There was corn and cows aplenty
in the green well-watered country,
but commodities was what they were, not food.
There were fortunes to be made
in the export-import trade.
'Self-interest' ruled out the common good.

But revisionists now claim
British rule was not to blame;
'men were following the Spirit of the Times'.
Was Mitchel in his rage
not ONE spirit of that age
when he nailed them to his page for their crimes?

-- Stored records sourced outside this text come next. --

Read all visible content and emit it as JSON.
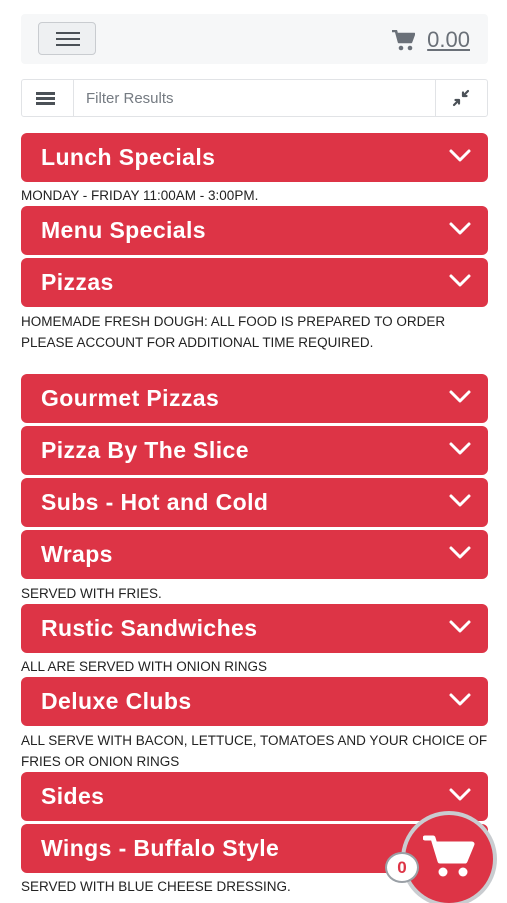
{
  "header": {
    "menu_icon": "hamburger-icon",
    "cart_icon": "shopping-cart-icon",
    "cart_total": "0.00"
  },
  "filter": {
    "placeholder": "Filter Results",
    "list_icon": "list-icon",
    "collapse_icon": "collapse-arrows-icon"
  },
  "categories": [
    {
      "label": "Lunch Specials",
      "note": "MONDAY - FRIDAY 11:00AM - 3:00PM."
    },
    {
      "label": "Menu Specials",
      "note": ""
    },
    {
      "label": "Pizzas",
      "note": "HOMEMADE FRESH DOUGH: ALL FOOD IS PREPARED TO ORDER PLEASE ACCOUNT FOR ADDITIONAL TIME REQUIRED."
    },
    {
      "label": "Gourmet Pizzas",
      "note": ""
    },
    {
      "label": "Pizza By The Slice",
      "note": ""
    },
    {
      "label": "Subs - Hot and Cold",
      "note": ""
    },
    {
      "label": "Wraps",
      "note": "SERVED WITH FRIES."
    },
    {
      "label": "Rustic Sandwiches",
      "note": "ALL ARE SERVED WITH ONION RINGS"
    },
    {
      "label": "Deluxe Clubs",
      "note": "ALL SERVE WITH BACON, LETTUCE, TOMATOES AND YOUR CHOICE OF FRIES OR ONION RINGS"
    },
    {
      "label": "Sides",
      "note": ""
    },
    {
      "label": "Wings - Buffalo Style",
      "note": "SERVED WITH BLUE CHEESE DRESSING."
    }
  ],
  "floating_cart": {
    "icon": "shopping-cart-icon",
    "count": "0"
  },
  "colors": {
    "accent": "#dd3446",
    "header_bg": "#f6f7f8"
  }
}
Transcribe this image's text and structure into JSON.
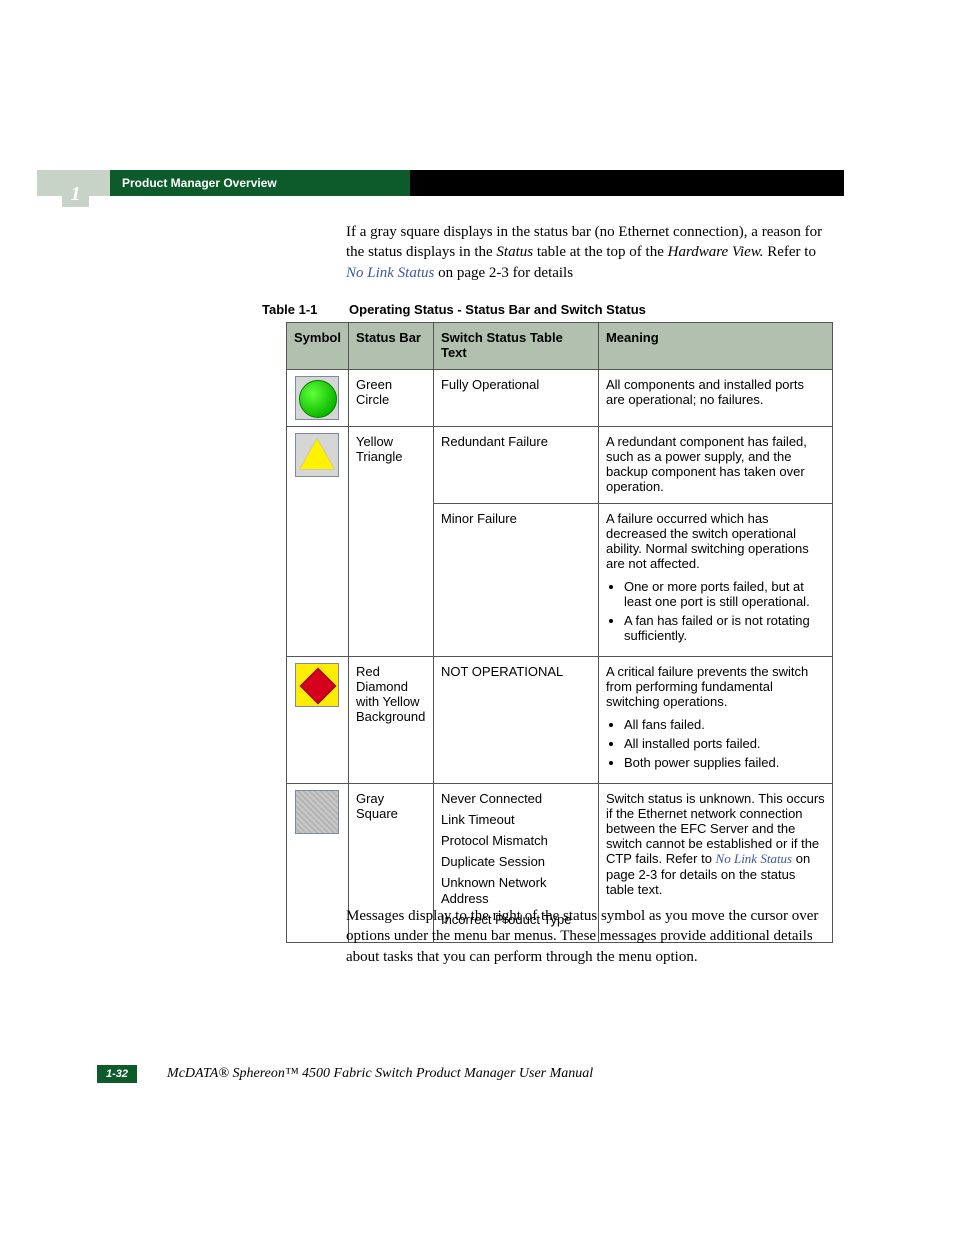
{
  "header": {
    "section_title": "Product Manager Overview",
    "chapter_number": "1"
  },
  "intro": {
    "pre": "If a gray square displays in the status bar (no Ethernet connection), a reason for the status displays in the ",
    "em1": "Status",
    "mid": " table at the top of the ",
    "em2": "Hardware View.",
    "post1": " Refer to ",
    "link": "No Link Status",
    "post2": " on page 2-3 for details"
  },
  "table_caption": {
    "num": "Table 1-1",
    "title": "Operating Status - Status Bar and Switch Status"
  },
  "table": {
    "headers": {
      "symbol": "Symbol",
      "status_bar": "Status Bar",
      "switch_text": "Switch Status Table Text",
      "meaning": "Meaning"
    },
    "rows": {
      "green": {
        "status_bar": "Green Circle",
        "switch_text": "Fully Operational",
        "meaning": "All components and installed ports are operational; no failures."
      },
      "yellow1": {
        "status_bar": "Yellow Triangle",
        "switch_text": "Redundant Failure",
        "meaning": "A redundant component has failed, such as a power supply, and the backup component has taken over operation."
      },
      "yellow2": {
        "switch_text": "Minor Failure",
        "meaning_intro": "A failure occurred which has decreased the switch operational ability. Normal switching operations are not affected.",
        "bullets": [
          "One or more ports failed, but at least one port is still operational.",
          "A fan has failed or is not rotating sufficiently."
        ]
      },
      "red": {
        "status_bar": "Red Diamond with Yellow Background",
        "switch_text": "NOT OPERATIONAL",
        "meaning_intro": "A critical failure prevents the switch from performing fundamental switching operations.",
        "bullets": [
          "All fans failed.",
          "All installed ports failed.",
          "Both power supplies failed."
        ]
      },
      "gray": {
        "status_bar": "Gray Square",
        "switch_lines": [
          "Never Connected",
          "Link Timeout",
          "Protocol Mismatch",
          "Duplicate Session",
          "Unknown Network Address",
          "Incorrect Product Type"
        ],
        "meaning_pre": "Switch status is unknown. This occurs if the Ethernet network connection between the EFC Server and the switch cannot be established or if the CTP fails. Refer to ",
        "meaning_link": "No Link Status",
        "meaning_post": " on page 2-3 for details on the status table text."
      }
    }
  },
  "outro": "Messages display to the right of the status symbol as you move the cursor over options under the menu bar menus. These messages provide additional details about tasks that you can perform through the menu option.",
  "footer": {
    "page": "1-32",
    "title": "McDATA® Sphereon™ 4500 Fabric Switch Product Manager User Manual"
  }
}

Since their Bull-like Act of Union
they'd held Erin closely pinioned,
dictating all her ills and no solutions.
She was made to grow the food
for the multiplying brood
who slaved in their
industrial revolution.

So the acres under corn,
and under hoof and horn
grew quickly, while the poor were bludgeoned back
to the small plots and the stony
where the pratie was the only
crop to feed them till that terrible attack.

In frightful '45
when the deadly blight arrived
they had no devices left they could fall back on;
denuded of old skills
by a penury that kills
all enterprise, they watched the lumper blacken.

When the nettles were all gone
and the brackish seaweed gnawn
till the bitter juice ran down their useless jaws,
they laid them down and died
with their dear ones by their side -
and now the wrath returns and I must pause ...

At this low-cost holocaust
where the poorest suffered most
much relief was FELT but very little SENT
by those who lived in castles -
all the English and their vassals
who could now let vacant land at twice the rent.

If the blight had not struck, THEY
would have found some similar way
and clothed it in a neat circumlocution -
concentration camps or Clearance,
ethnic cleansing, disappearance -
and always the same Ultimate Solution.

Genocide it was,
though some contest it in the cause
of crass Revisionism's new orthodoxy.
British Interests, British rule
built the trap, then came the tool -
potato blight and genocide by proxy.